What’s a steeplechase?

What's a steeplechase? The term ‘steeplechase’ was coined in the late eighteenth or early nineteenth century to describe an early form of point-to-point racing, in which the ‘course’ – which was, in fact, open countryside – started and finished at a church steeple. In fact, the first recorded race of this type was held in County Cork, Ireland in 1752. More recently, on enclosed racecourses, the original, natural obstacles were replaced with artificial fences and ditches, but the name endured. Nowadays, steeplechases are run over advertised distances between two miles and four miles and two-and-a-half furlongs.

With the exception of specialist, bank courses, such as the Cross Country Course at Cheltenham, steeplechasers jump three types of obstacle, namely the plain fence, the open ditch and, optionally, the water jump. The plain fence consists of a rigid frame filled with real or artificial birch and must stand at least 4’6″ high. The open ditch is simply a plain fence preceded by a shallow ditch, to create a wider, more challenging obstacle. The water jump, where present, must stand at least 3′ high, with an area of water at least 9′ wide and 3″ deep beyond the fence. Steeplechases must have at least twelve fences in the first two miles and at least six fences in each subsequent mile. One fence in each mile must be an open ditch.

Why is an uncontested lead an advantage in a horse race?

Why is an uncontested lead an advantage in a horse race? Racing commentaries often refer to the fact that a front-running horse was allowed an uncontested lead, which can sometimes, but not always, prove to be an advantage. Lack of competition for the lead allows a front-runner to dictate its own fractions, without setting too frenetic a pace and, thereby, expending too much energy.

 

Obviously, every racehorse has limitations to its speed and stamina. Most can maintain top speed for two furlongs or so, but no further, which is why front-runners who set off ‘lickety split’ at the start of a race – either by their own volition, or because they are ‘harried’ for the lead – often fade out of contention when the race begins in earnest.

Conversely, if a front-runner is allowed to take the field along at moderate, or even slow, pace, it will be able to maintain its effort for longer. If a front-runner can maintain, or quicken, its speed, such that it covers the last two furlongs of a race in, say, 24 seconds, it stands to reason that a horse that is a few lengths off the pace must cover the distance in, say, half a second faster in order to win.

What, exactly, is Timeform?

What, exactly, is Timeform? Timeform, the company, is nowadays a wholly-owned subsidiary of the Paddy Power Betfair (PPB) Group which is, in turn, part of Flutter Entertainment plc. Based in Halifax, West Yorkshire, Timeform was founded as a publishing company by the late Phil Bull – once billed ‘racing’s most celebrated and successful punter’ – in 1948. Until December, 2020, when it closed the remaining elements of its mail order service, Timeform publications included the ‘Racehorses’ and ‘Chasers & Hurdlers’ annuals and the weekly ‘Black Book’. However, in recent years, Timeform has focussed on its digital customer base, so much so that those celebrated publications are now a thing of the past.

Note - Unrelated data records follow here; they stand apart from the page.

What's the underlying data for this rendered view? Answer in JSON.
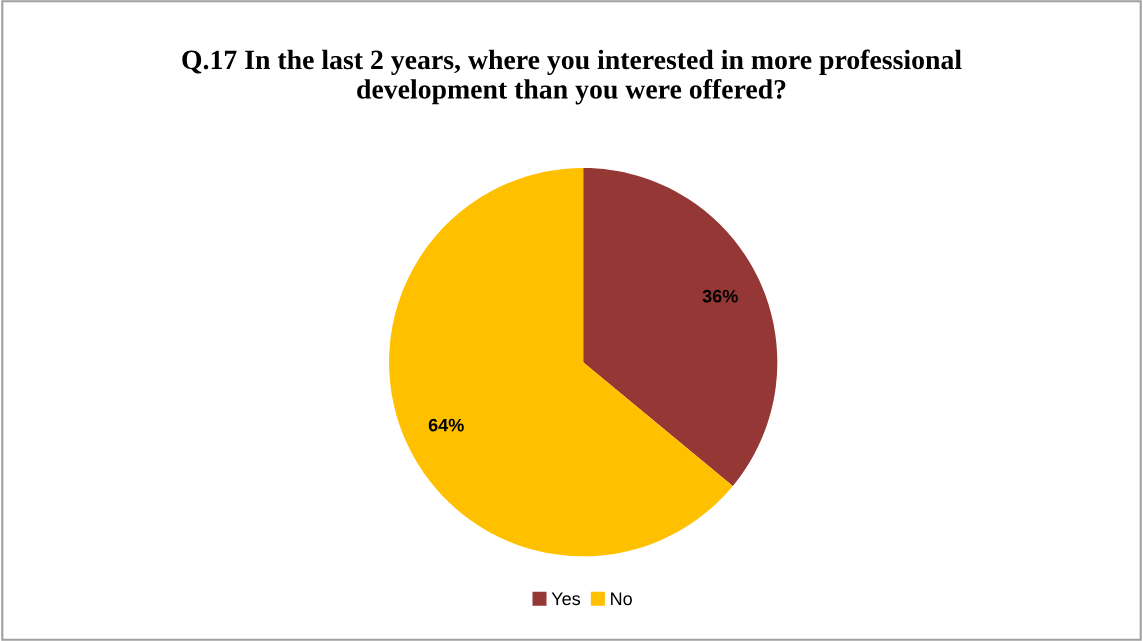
{
  "chart_data": {
    "type": "pie",
    "title": "Q.17 In the last 2 years, where you interested in more professional\ndevelopment than you were offered?",
    "categories": [
      "Yes",
      "No"
    ],
    "values": [
      36,
      64
    ],
    "colors": [
      "#953735",
      "#ffc000"
    ],
    "value_labels": [
      "36%",
      "64%"
    ],
    "legend": "bottom"
  }
}
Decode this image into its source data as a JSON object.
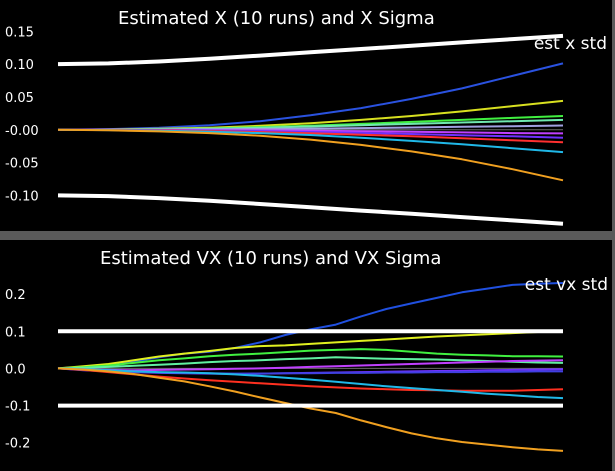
{
  "chart_data": [
    {
      "type": "line",
      "title": "Estimated X (10 runs) and X Sigma",
      "legend": {
        "label": "est x std",
        "placement": "top-right"
      },
      "x": [
        0,
        0.1,
        0.2,
        0.3,
        0.4,
        0.5,
        0.6,
        0.7,
        0.8,
        0.9,
        1.0
      ],
      "ylim": [
        -0.145,
        0.158
      ],
      "yticks": [
        0.15,
        0.1,
        0.05,
        -0.0,
        -0.05,
        -0.1
      ],
      "ytick_labels": [
        "0.15",
        "0.10",
        "0.05",
        "-0.00",
        "-0.05",
        "-0.10"
      ],
      "zero_line": true,
      "sigma_bands": [
        {
          "color": "#ffffff",
          "values": [
            0.1,
            0.101,
            0.104,
            0.108,
            0.113,
            0.118,
            0.123,
            0.128,
            0.133,
            0.138,
            0.143
          ]
        },
        {
          "color": "#ffffff",
          "values": [
            -0.1,
            -0.101,
            -0.104,
            -0.108,
            -0.113,
            -0.118,
            -0.123,
            -0.128,
            -0.133,
            -0.138,
            -0.143
          ]
        }
      ],
      "series": [
        {
          "color": "#2a52e0",
          "values": [
            0,
            0.001,
            0.003,
            0.007,
            0.013,
            0.022,
            0.033,
            0.047,
            0.063,
            0.082,
            0.101
          ]
        },
        {
          "color": "#d8e020",
          "values": [
            0,
            0.0005,
            0.0015,
            0.003,
            0.006,
            0.01,
            0.015,
            0.021,
            0.028,
            0.036,
            0.044
          ]
        },
        {
          "color": "#40f040",
          "values": [
            0,
            0.0003,
            0.001,
            0.002,
            0.004,
            0.006,
            0.009,
            0.012,
            0.015,
            0.018,
            0.021
          ]
        },
        {
          "color": "#70e8b0",
          "values": [
            0,
            0.0002,
            0.0008,
            0.0017,
            0.003,
            0.005,
            0.007,
            0.009,
            0.011,
            0.013,
            0.015
          ]
        },
        {
          "color": "#a0a0e0",
          "values": [
            0,
            0.0001,
            0.0003,
            0.0007,
            0.0012,
            0.0018,
            0.0026,
            0.0035,
            0.0045,
            0.0055,
            0.0065
          ]
        },
        {
          "color": "#c040ff",
          "values": [
            0,
            -0.0001,
            -0.0003,
            -0.0006,
            -0.001,
            -0.0015,
            -0.0022,
            -0.003,
            -0.004,
            -0.005,
            -0.0055
          ]
        },
        {
          "color": "#7030ff",
          "values": [
            0,
            -0.0002,
            -0.0006,
            -0.0013,
            -0.0022,
            -0.0034,
            -0.0048,
            -0.0064,
            -0.0082,
            -0.01,
            -0.012
          ]
        },
        {
          "color": "#ff3030",
          "values": [
            0,
            -0.0003,
            -0.001,
            -0.002,
            -0.0035,
            -0.0053,
            -0.0075,
            -0.01,
            -0.013,
            -0.016,
            -0.019
          ]
        },
        {
          "color": "#20b8e8",
          "values": [
            0,
            -0.0005,
            -0.0015,
            -0.003,
            -0.005,
            -0.008,
            -0.012,
            -0.017,
            -0.022,
            -0.028,
            -0.034
          ]
        },
        {
          "color": "#f0a020",
          "values": [
            0,
            -0.0008,
            -0.0025,
            -0.005,
            -0.009,
            -0.015,
            -0.023,
            -0.033,
            -0.045,
            -0.06,
            -0.077
          ]
        }
      ]
    },
    {
      "type": "line",
      "title": "Estimated VX (10 runs) and VX Sigma",
      "legend": {
        "label": "est vx std",
        "placement": "top-right"
      },
      "x": [
        0,
        0.05,
        0.1,
        0.15,
        0.2,
        0.25,
        0.3,
        0.35,
        0.4,
        0.45,
        0.5,
        0.55,
        0.6,
        0.65,
        0.7,
        0.75,
        0.8,
        0.85,
        0.9,
        0.95,
        1.0
      ],
      "ylim": [
        -0.26,
        0.265
      ],
      "yticks": [
        0.2,
        0.1,
        0.0,
        -0.1,
        -0.2
      ],
      "ytick_labels": [
        "0.2",
        "0.1",
        "0.0",
        "-0.1",
        "-0.2"
      ],
      "zero_line": true,
      "sigma_bands": [
        {
          "color": "#ffffff",
          "values": [
            0.1,
            0.1,
            0.1,
            0.1,
            0.1,
            0.1,
            0.1,
            0.1,
            0.1,
            0.1,
            0.1,
            0.1,
            0.1,
            0.1,
            0.1,
            0.1,
            0.1,
            0.1,
            0.1,
            0.1,
            0.1
          ]
        },
        {
          "color": "#ffffff",
          "values": [
            -0.1,
            -0.1,
            -0.1,
            -0.1,
            -0.1,
            -0.1,
            -0.1,
            -0.1,
            -0.1,
            -0.1,
            -0.1,
            -0.1,
            -0.1,
            -0.1,
            -0.1,
            -0.1,
            -0.1,
            -0.1,
            -0.1,
            -0.1,
            -0.1
          ]
        }
      ],
      "series": [
        {
          "color": "#2050e0",
          "values": [
            0,
            0.004,
            0.01,
            0.018,
            0.03,
            0.04,
            0.045,
            0.055,
            0.07,
            0.09,
            0.105,
            0.118,
            0.14,
            0.16,
            0.175,
            0.19,
            0.205,
            0.215,
            0.225,
            0.228,
            0.23
          ]
        },
        {
          "color": "#e0f020",
          "values": [
            0,
            0.006,
            0.012,
            0.022,
            0.032,
            0.04,
            0.047,
            0.055,
            0.06,
            0.062,
            0.066,
            0.07,
            0.074,
            0.078,
            0.082,
            0.086,
            0.089,
            0.092,
            0.095,
            0.098,
            0.1
          ]
        },
        {
          "color": "#40f040",
          "values": [
            0,
            0.003,
            0.008,
            0.015,
            0.022,
            0.027,
            0.033,
            0.037,
            0.04,
            0.044,
            0.048,
            0.05,
            0.052,
            0.05,
            0.045,
            0.04,
            0.037,
            0.035,
            0.033,
            0.033,
            0.032
          ]
        },
        {
          "color": "#60f0a0",
          "values": [
            0,
            0.002,
            0.004,
            0.007,
            0.01,
            0.013,
            0.017,
            0.02,
            0.022,
            0.025,
            0.027,
            0.03,
            0.028,
            0.026,
            0.025,
            0.024,
            0.022,
            0.02,
            0.018,
            0.016,
            0.015
          ]
        },
        {
          "color": "#c040ff",
          "values": [
            0,
            -0.002,
            -0.004,
            -0.005,
            -0.004,
            -0.003,
            -0.002,
            -0.001,
            0.0,
            0.002,
            0.004,
            0.006,
            0.008,
            0.01,
            0.012,
            0.014,
            0.016,
            0.018,
            0.02,
            0.021,
            0.022
          ]
        },
        {
          "color": "#7030ff",
          "values": [
            0,
            -0.005,
            -0.008,
            -0.01,
            -0.012,
            -0.013,
            -0.014,
            -0.015,
            -0.014,
            -0.013,
            -0.012,
            -0.011,
            -0.01,
            -0.009,
            -0.008,
            -0.007,
            -0.006,
            -0.005,
            -0.004,
            -0.003,
            -0.002
          ]
        },
        {
          "color": "#4040e0",
          "values": [
            0,
            -0.004,
            -0.007,
            -0.009,
            -0.011,
            -0.012,
            -0.013,
            -0.014,
            -0.014,
            -0.013,
            -0.013,
            -0.012,
            -0.012,
            -0.011,
            -0.011,
            -0.01,
            -0.01,
            -0.009,
            -0.009,
            -0.008,
            -0.008
          ]
        },
        {
          "color": "#ff3020",
          "values": [
            0,
            -0.004,
            -0.01,
            -0.016,
            -0.022,
            -0.027,
            -0.032,
            -0.036,
            -0.04,
            -0.044,
            -0.048,
            -0.051,
            -0.054,
            -0.056,
            -0.058,
            -0.059,
            -0.06,
            -0.06,
            -0.06,
            -0.058,
            -0.056
          ]
        },
        {
          "color": "#20b8e8",
          "values": [
            0,
            -0.002,
            -0.005,
            -0.008,
            -0.01,
            -0.011,
            -0.013,
            -0.016,
            -0.02,
            -0.025,
            -0.03,
            -0.036,
            -0.042,
            -0.048,
            -0.053,
            -0.058,
            -0.063,
            -0.068,
            -0.072,
            -0.077,
            -0.08
          ]
        },
        {
          "color": "#f0a020",
          "values": [
            0,
            -0.003,
            -0.008,
            -0.015,
            -0.025,
            -0.035,
            -0.048,
            -0.062,
            -0.078,
            -0.093,
            -0.108,
            -0.12,
            -0.14,
            -0.158,
            -0.175,
            -0.188,
            -0.198,
            -0.205,
            -0.212,
            -0.218,
            -0.222
          ]
        }
      ]
    }
  ]
}
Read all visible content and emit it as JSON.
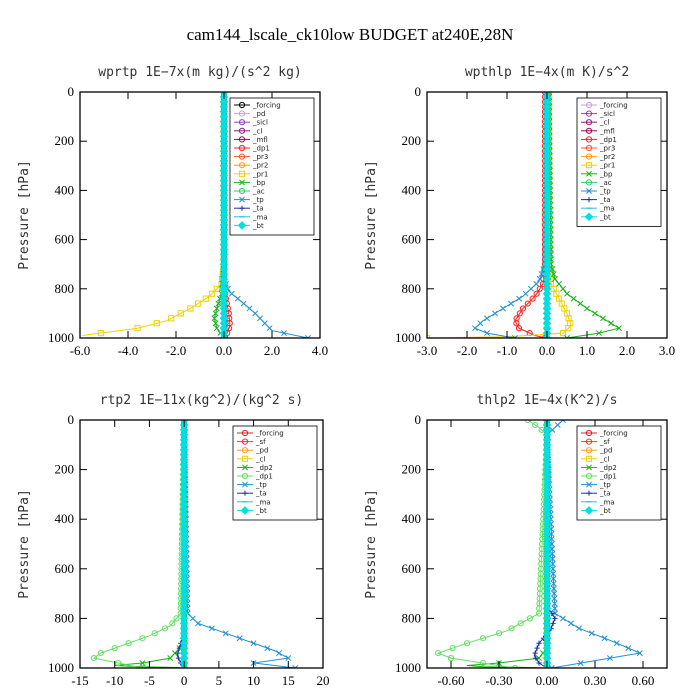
{
  "figure": {
    "title": "cam144_lscale_ck10low  BUDGET at240E,28N"
  },
  "chart_data": [
    {
      "type": "line",
      "title": "wprtp  1E−7x(m kg)/(s^2 kg)",
      "ylabel": "Pressure [hPa]",
      "xlim": [
        -6.0,
        4.0
      ],
      "xticks": [
        "-6.0",
        "-4.0",
        "-2.0",
        "0.0",
        "2.0",
        "4.0"
      ],
      "xtick_values": [
        -6,
        -4,
        -2,
        0,
        2,
        4
      ],
      "ylim": [
        1000,
        0
      ],
      "yticks": [
        "0",
        "200",
        "400",
        "600",
        "800",
        "1000"
      ],
      "ytick_values": [
        0,
        200,
        400,
        600,
        800,
        1000
      ],
      "legend_position": "top-right",
      "series": [
        {
          "name": "_forcing",
          "color": "#000000",
          "marker": "circle",
          "x": [
            0,
            0,
            0,
            0,
            0,
            0,
            0,
            0,
            0,
            0,
            0
          ],
          "y": [
            0,
            100,
            200,
            300,
            400,
            500,
            600,
            700,
            800,
            900,
            1000
          ]
        },
        {
          "name": "_pd",
          "color": "#c8a0e0",
          "marker": "circle",
          "x": [
            0,
            0,
            0
          ],
          "y": [
            0,
            500,
            1000
          ]
        },
        {
          "name": "_sicl",
          "color": "#9040c0",
          "marker": "circle",
          "x": [
            0,
            0,
            0
          ],
          "y": [
            0,
            500,
            1000
          ]
        },
        {
          "name": "_cl",
          "color": "#8a1a8a",
          "marker": "circle",
          "x": [
            0,
            0,
            0
          ],
          "y": [
            0,
            500,
            1000
          ]
        },
        {
          "name": "_mfl",
          "color": "#a00050",
          "marker": "circle",
          "x": [
            0,
            0,
            0
          ],
          "y": [
            0,
            500,
            1000
          ]
        },
        {
          "name": "_dp1",
          "color": "#ff1e1e",
          "marker": "circle",
          "x": [
            0,
            0,
            0,
            0.1,
            0.2,
            0.25,
            0.05
          ],
          "y": [
            0,
            600,
            800,
            850,
            900,
            950,
            1000
          ]
        },
        {
          "name": "_pr3",
          "color": "#ff5030",
          "marker": "circle",
          "x": [
            0,
            0,
            0
          ],
          "y": [
            0,
            500,
            1000
          ]
        },
        {
          "name": "_pr2",
          "color": "#ff9a20",
          "marker": "circle",
          "x": [
            0,
            0,
            0
          ],
          "y": [
            0,
            500,
            1000
          ]
        },
        {
          "name": "_pr1",
          "color": "#f0d000",
          "marker": "square",
          "x": [
            0,
            0,
            -0.1,
            -0.6,
            -1.4,
            -2.4,
            -3.6,
            -5.9
          ],
          "y": [
            0,
            700,
            780,
            830,
            880,
            930,
            960,
            990
          ]
        },
        {
          "name": "_bp",
          "color": "#18b018",
          "marker": "x",
          "x": [
            0,
            0,
            -0.1,
            -0.3,
            -0.4,
            -0.3,
            0
          ],
          "y": [
            0,
            700,
            820,
            880,
            920,
            960,
            1000
          ]
        },
        {
          "name": "_ac",
          "color": "#30d060",
          "marker": "circle",
          "x": [
            0,
            0,
            0
          ],
          "y": [
            0,
            500,
            1000
          ]
        },
        {
          "name": "_tp",
          "color": "#2090d0",
          "marker": "x",
          "x": [
            0,
            0,
            0.2,
            0.7,
            1.3,
            1.8,
            2.0,
            3.5
          ],
          "y": [
            0,
            760,
            810,
            850,
            900,
            950,
            970,
            1000
          ]
        },
        {
          "name": "_ta",
          "color": "#2030a0",
          "marker": "plus",
          "x": [
            0,
            0,
            0.05,
            0.1,
            0
          ],
          "y": [
            0,
            760,
            850,
            950,
            1000
          ]
        },
        {
          "name": "_ma",
          "color": "#30c0e0",
          "marker": "dash",
          "x": [
            0,
            0,
            0
          ],
          "y": [
            0,
            500,
            1000
          ]
        },
        {
          "name": "_bt",
          "color": "#00e0e0",
          "marker": "diamond",
          "x": [
            0,
            0,
            0
          ],
          "y": [
            0,
            500,
            1000
          ]
        }
      ]
    },
    {
      "type": "line",
      "title": "wpthlp  1E−4x(m K)/s^2",
      "ylabel": "Pressure [hPa]",
      "xlim": [
        -3.0,
        3.0
      ],
      "xticks": [
        "-3.0",
        "-2.0",
        "-1.0",
        "0.0",
        "1.0",
        "2.0",
        "3.0"
      ],
      "xtick_values": [
        -3,
        -2,
        -1,
        0,
        1,
        2,
        3
      ],
      "ylim": [
        1000,
        0
      ],
      "yticks": [
        "0",
        "200",
        "400",
        "600",
        "800",
        "1000"
      ],
      "ytick_values": [
        0,
        200,
        400,
        600,
        800,
        1000
      ],
      "legend_position": "top-right",
      "series": [
        {
          "name": "_forcing",
          "color": "#c8a0e0",
          "marker": "circle",
          "x": [
            0,
            0,
            0
          ],
          "y": [
            0,
            500,
            1000
          ]
        },
        {
          "name": "_sicl",
          "color": "#9040c0",
          "marker": "circle",
          "x": [
            0,
            0,
            0
          ],
          "y": [
            0,
            500,
            1000
          ]
        },
        {
          "name": "_cl",
          "color": "#8a1a8a",
          "marker": "circle",
          "x": [
            0,
            0,
            0
          ],
          "y": [
            0,
            500,
            1000
          ]
        },
        {
          "name": "_mfl",
          "color": "#a00050",
          "marker": "circle",
          "x": [
            0,
            0,
            0
          ],
          "y": [
            0,
            500,
            1000
          ]
        },
        {
          "name": "_dp1",
          "color": "#ff1e1e",
          "marker": "circle",
          "x": [
            -0.05,
            -0.05,
            -0.1,
            -0.3,
            -0.6,
            -0.8,
            -0.7,
            -0.3,
            -0.05
          ],
          "y": [
            0,
            700,
            780,
            830,
            880,
            930,
            960,
            990,
            1000
          ]
        },
        {
          "name": "_pr3",
          "color": "#ff5030",
          "marker": "circle",
          "x": [
            0,
            0,
            0
          ],
          "y": [
            0,
            500,
            1000
          ]
        },
        {
          "name": "_pr2",
          "color": "#ff9a20",
          "marker": "circle",
          "x": [
            0,
            0,
            0
          ],
          "y": [
            0,
            500,
            1000
          ]
        },
        {
          "name": "_pr1",
          "color": "#f0d000",
          "marker": "square",
          "x": [
            0.05,
            0.05,
            0.1,
            0.3,
            0.5,
            0.6,
            0.4,
            -1.0,
            -3.0
          ],
          "y": [
            0,
            700,
            780,
            840,
            900,
            950,
            980,
            995,
            1000
          ]
        },
        {
          "name": "_bp",
          "color": "#18b018",
          "marker": "x",
          "x": [
            0.05,
            0.1,
            0.2,
            0.5,
            1.0,
            1.4,
            1.7,
            1.8,
            1.3,
            0.5
          ],
          "y": [
            0,
            700,
            760,
            820,
            880,
            920,
            950,
            960,
            980,
            1000
          ]
        },
        {
          "name": "_ac",
          "color": "#30d060",
          "marker": "circle",
          "x": [
            0,
            0,
            0
          ],
          "y": [
            0,
            500,
            1000
          ]
        },
        {
          "name": "_tp",
          "color": "#2090d0",
          "marker": "x",
          "x": [
            0,
            -0.05,
            -0.2,
            -0.6,
            -1.1,
            -1.6,
            -1.8,
            -1.5,
            -0.8
          ],
          "y": [
            0,
            700,
            770,
            830,
            880,
            930,
            960,
            980,
            1000
          ]
        },
        {
          "name": "_ta",
          "color": "#2030a0",
          "marker": "plus",
          "x": [
            0,
            0,
            0
          ],
          "y": [
            0,
            500,
            1000
          ]
        },
        {
          "name": "_ma",
          "color": "#30c0e0",
          "marker": "dash",
          "x": [
            0,
            0,
            0
          ],
          "y": [
            0,
            500,
            1000
          ]
        },
        {
          "name": "_bt",
          "color": "#00e0e0",
          "marker": "diamond",
          "x": [
            0,
            0,
            0
          ],
          "y": [
            0,
            500,
            1000
          ]
        }
      ]
    },
    {
      "type": "line",
      "title": "rtp2  1E−11x(kg^2)/(kg^2 s)",
      "ylabel": "Pressure [hPa]",
      "xlim": [
        -15,
        20
      ],
      "xticks": [
        "-15",
        "-10",
        "-5",
        "0",
        "5",
        "10",
        "15",
        "20"
      ],
      "xtick_values": [
        -15,
        -10,
        -5,
        0,
        5,
        10,
        15,
        20
      ],
      "ylim": [
        1000,
        0
      ],
      "yticks": [
        "0",
        "200",
        "400",
        "600",
        "800",
        "1000"
      ],
      "ytick_values": [
        0,
        200,
        400,
        600,
        800,
        1000
      ],
      "legend_position": "top-right",
      "series": [
        {
          "name": "_forcing",
          "color": "#e02020",
          "marker": "circle",
          "x": [
            0,
            0,
            0,
            0,
            0,
            0,
            0,
            0,
            0,
            0,
            0
          ],
          "y": [
            0,
            100,
            200,
            300,
            400,
            500,
            600,
            700,
            800,
            900,
            1000
          ]
        },
        {
          "name": "_sf",
          "color": "#ff3030",
          "marker": "circle",
          "x": [
            0,
            0,
            0
          ],
          "y": [
            0,
            500,
            1000
          ]
        },
        {
          "name": "_pd",
          "color": "#ffa020",
          "marker": "circle",
          "x": [
            0,
            0,
            0
          ],
          "y": [
            0,
            500,
            1000
          ]
        },
        {
          "name": "_cl",
          "color": "#f0d000",
          "marker": "square",
          "x": [
            0,
            0,
            0
          ],
          "y": [
            0,
            500,
            1000
          ]
        },
        {
          "name": "_dp2",
          "color": "#18b018",
          "marker": "x",
          "x": [
            0,
            0,
            -2,
            -6,
            -10,
            -6,
            -1,
            0
          ],
          "y": [
            0,
            900,
            960,
            980,
            990,
            995,
            998,
            1000
          ]
        },
        {
          "name": "_dp1",
          "color": "#60e060",
          "marker": "circle",
          "x": [
            0,
            -0.5,
            -2,
            -5,
            -9,
            -12,
            -13,
            -6
          ],
          "y": [
            0,
            780,
            830,
            870,
            910,
            940,
            960,
            1000
          ]
        },
        {
          "name": "_tp",
          "color": "#2090d0",
          "marker": "x",
          "x": [
            0,
            0.5,
            2,
            5,
            9,
            13,
            15,
            10,
            16
          ],
          "y": [
            0,
            780,
            820,
            850,
            890,
            930,
            960,
            980,
            1000
          ]
        },
        {
          "name": "_ta",
          "color": "#2030a0",
          "marker": "plus",
          "x": [
            0,
            0,
            -0.5,
            -1,
            -0.5,
            0
          ],
          "y": [
            0,
            860,
            900,
            950,
            980,
            1000
          ]
        },
        {
          "name": "_ma",
          "color": "#30c0e0",
          "marker": "dash",
          "x": [
            0,
            0,
            0
          ],
          "y": [
            0,
            500,
            1000
          ]
        },
        {
          "name": "_bt",
          "color": "#00e0e0",
          "marker": "diamond",
          "x": [
            0,
            0,
            0
          ],
          "y": [
            0,
            500,
            1000
          ]
        }
      ]
    },
    {
      "type": "line",
      "title": "thlp2  1E−4x(K^2)/s",
      "ylabel": "Pressure [hPa]",
      "xlim": [
        -0.75,
        0.75
      ],
      "xticks": [
        "-0.60",
        "-0.30",
        "0.00",
        "0.30",
        "0.60"
      ],
      "xtick_values": [
        -0.6,
        -0.3,
        0,
        0.3,
        0.6
      ],
      "ylim": [
        1000,
        0
      ],
      "yticks": [
        "0",
        "200",
        "400",
        "600",
        "800",
        "1000"
      ],
      "ytick_values": [
        0,
        200,
        400,
        600,
        800,
        1000
      ],
      "legend_position": "top-right",
      "series": [
        {
          "name": "_forcing",
          "color": "#e02020",
          "marker": "circle",
          "x": [
            0,
            0,
            0,
            0,
            0,
            0,
            0,
            0,
            0,
            0,
            0
          ],
          "y": [
            0,
            100,
            200,
            300,
            400,
            500,
            600,
            700,
            800,
            900,
            1000
          ]
        },
        {
          "name": "_sf",
          "color": "#ff3030",
          "marker": "circle",
          "x": [
            0,
            0,
            0
          ],
          "y": [
            0,
            500,
            1000
          ]
        },
        {
          "name": "_pd",
          "color": "#ffa020",
          "marker": "circle",
          "x": [
            0,
            0,
            0
          ],
          "y": [
            0,
            500,
            1000
          ]
        },
        {
          "name": "_cl",
          "color": "#f0d000",
          "marker": "square",
          "x": [
            0,
            0,
            0
          ],
          "y": [
            0,
            500,
            1000
          ]
        },
        {
          "name": "_dp2",
          "color": "#18b018",
          "marker": "x",
          "x": [
            0,
            0,
            -0.05,
            -0.3,
            -0.5,
            -0.4,
            -0.1,
            0
          ],
          "y": [
            0,
            920,
            960,
            980,
            990,
            995,
            998,
            1000
          ]
        },
        {
          "name": "_dp1",
          "color": "#60e060",
          "marker": "circle",
          "x": [
            -0.12,
            -0.05,
            0,
            -0.05,
            -0.25,
            -0.5,
            -0.68,
            -0.6,
            -0.2
          ],
          "y": [
            0,
            30,
            60,
            780,
            850,
            900,
            940,
            960,
            1000
          ]
        },
        {
          "name": "_tp",
          "color": "#2090d0",
          "marker": "x",
          "x": [
            0.1,
            0.05,
            0,
            0.05,
            0.2,
            0.4,
            0.58,
            0.3,
            0.03
          ],
          "y": [
            0,
            30,
            60,
            780,
            840,
            890,
            940,
            970,
            1000
          ]
        },
        {
          "name": "_ta",
          "color": "#2030a0",
          "marker": "plus",
          "x": [
            0,
            0,
            0.05,
            0.02,
            -0.05,
            -0.08,
            -0.05,
            0
          ],
          "y": [
            0,
            750,
            800,
            850,
            900,
            950,
            980,
            1000
          ]
        },
        {
          "name": "_ma",
          "color": "#30c0e0",
          "marker": "dash",
          "x": [
            0,
            0,
            0
          ],
          "y": [
            0,
            500,
            1000
          ]
        },
        {
          "name": "_bt",
          "color": "#00e0e0",
          "marker": "diamond",
          "x": [
            0,
            0,
            0
          ],
          "y": [
            0,
            500,
            1000
          ]
        }
      ]
    }
  ]
}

Part of Timeform, right from the start, was an innovative technique for analysing form by awarding performance figures, which translate into Timeform ratings, by means of which the calibre of one racehorse can easily be compared with another. Indeed, the company has evolved over the years to become an acclaimed provider of data, form and ratings to a broad range of customers, including print, broadcasting and Internet media. Printed Timeform race cards are no longer available to the racing public by mail order, but can be downloaded, in Portable Document Format (PDF), from the Timeform website or, under normal circumstances, purchased on the racecourse at major meetings.

What causes draw bias?

What causes draw bias? In many racing jurisdictions, including Britain and Ireland, the vast majority of Flat races are started from electromechanically-operated starting stalls. The purpose of starting stalls is to allow an even break, where participants start on level terms, in as straight a line as possible. Starting stalls are numbered, from left to right if viewed from behind, and stall numbers are drawn, at random, by Weatherbys, which provides administrative services to the British Horseracing Authority (BHA) on the day on which declarations are made.

An even break is one thing, but various other factors may introduce draw bias, such that horses drawn on one part of a racecourse hold an advantage over those drawn elsewhere. These factors include the design and characteristics of the racecourse, including the racing surface, its level of usage and, of course, the weather.

Some parts of a racecourse may drain quicker than others after rainfall, creating a disparity in going across the width of the track. Similarly, the use of movable running rails has become increasing commonplace in recent years. This can have the effect of creating a ‘golden highway’ of fresh ground next to the rail, such that horses drawn on that side hold an advantage. The location of the start and the position of the starting stalls may also create draw bias, one way or another. If the start is located close to a bend, the horses drawn on the outside need to travel further than those on the inside and are naturally disadvantged.